Mas o poema mais esperado era o de Sabedoria, a quem se creditava ser o mais judicioso dos monges daquele mosteiro. Pois além de sábio e conhecedor profundo da doutrina zen, todos o tinham como um grande poeta.
E ele escreveu um belo poema que dizia:

“ O corpo é a árvore da sabedoria,
E o espírito é como um espelho brilhante.
Devemos espaná-lo e limpá-lo sem cessar
Para que nele jamais grude o pó.”

Todos os monges do mosteiro acharam o poema uma joia de sabedoria.

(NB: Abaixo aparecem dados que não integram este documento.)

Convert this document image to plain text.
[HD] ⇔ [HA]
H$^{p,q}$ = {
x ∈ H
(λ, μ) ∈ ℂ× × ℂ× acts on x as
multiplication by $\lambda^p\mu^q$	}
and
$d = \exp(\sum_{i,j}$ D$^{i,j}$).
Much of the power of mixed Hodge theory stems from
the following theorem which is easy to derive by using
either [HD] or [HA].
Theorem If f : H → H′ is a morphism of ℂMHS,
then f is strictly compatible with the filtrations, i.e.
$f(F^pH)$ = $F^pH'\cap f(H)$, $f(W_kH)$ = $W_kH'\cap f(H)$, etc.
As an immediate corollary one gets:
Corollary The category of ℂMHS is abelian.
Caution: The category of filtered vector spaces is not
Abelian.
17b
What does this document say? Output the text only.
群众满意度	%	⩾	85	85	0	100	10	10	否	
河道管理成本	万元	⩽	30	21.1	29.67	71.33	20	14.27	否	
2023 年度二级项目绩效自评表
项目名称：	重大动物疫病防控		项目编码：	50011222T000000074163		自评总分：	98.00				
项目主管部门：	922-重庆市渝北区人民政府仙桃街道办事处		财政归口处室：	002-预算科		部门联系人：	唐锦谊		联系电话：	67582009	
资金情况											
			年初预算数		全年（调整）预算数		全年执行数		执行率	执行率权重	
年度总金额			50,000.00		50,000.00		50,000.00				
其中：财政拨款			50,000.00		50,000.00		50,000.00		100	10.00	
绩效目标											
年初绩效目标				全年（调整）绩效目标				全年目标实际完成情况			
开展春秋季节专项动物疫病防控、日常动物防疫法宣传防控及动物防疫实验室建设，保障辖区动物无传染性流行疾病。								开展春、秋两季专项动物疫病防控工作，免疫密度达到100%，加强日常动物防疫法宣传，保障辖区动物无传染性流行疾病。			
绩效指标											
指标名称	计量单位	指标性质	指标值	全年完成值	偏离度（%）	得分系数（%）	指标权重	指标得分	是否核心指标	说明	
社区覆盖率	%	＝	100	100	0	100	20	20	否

Pediram que fosse colocado no quadro de orações para que todos os dias pudessem lê-lo e recitá-lo como mantra. O próprio venerando mestre o felicitou pelo belo trabalho.
Humildade, sendo analfabeto, não conseguia ler o gabado poema. Então pediu a um monge que o lesse para ele. Assim que o colega terminou a leitura, ele pensou um pouco e disse: “Gostaria também de fazer um poema sobre esse tema. Poderias escrever o que estou pensando?”
Ele ditou e o colega escreveu:

“ O corpo não pode ser a árvore de sabedoria
Nem o espírito um espelho brilhante.
Pois se, na verdade, ambos são mera ilusão,
Onde, neles, há de grudar o pó?”

Os demais monges, ao ler o curioso poema, ficaram perplexos. Inclusive o próprio Sabedoria, que se sentiu, em princípio, afrontado pela crítica latente que o poema do monge analfabeto veiculava. E com certa arrogância, arrancou o papel do quadro e o rasgou.
Durante alguns dias Sabedoria meditou. Finalmente, uma noite, ele foi à cozinha, onde Humildade cozinhava o arroz para o jantar e perguntou a ele, com cara de poucos amigos:
― Já cozinhastes o teu arroz?
―Sim ― respondeu Humildade, sem se alterar. ―Podes ver que meu arroz é branco, mas precisa ser limpo ― completou, com um sorriso.
― Vem comigo ―, ordenou Sabedoria.
E os dois monges sumiram na noite escura. Desde aquele momento, ninguém, naquele mosteiro, os viu mais.

Dez anos depois, Humildade voltou ao mosteiro para receber a sua ordenação como venerando mestre. Junto dele vinha Sabedoria como seu leal discípulo.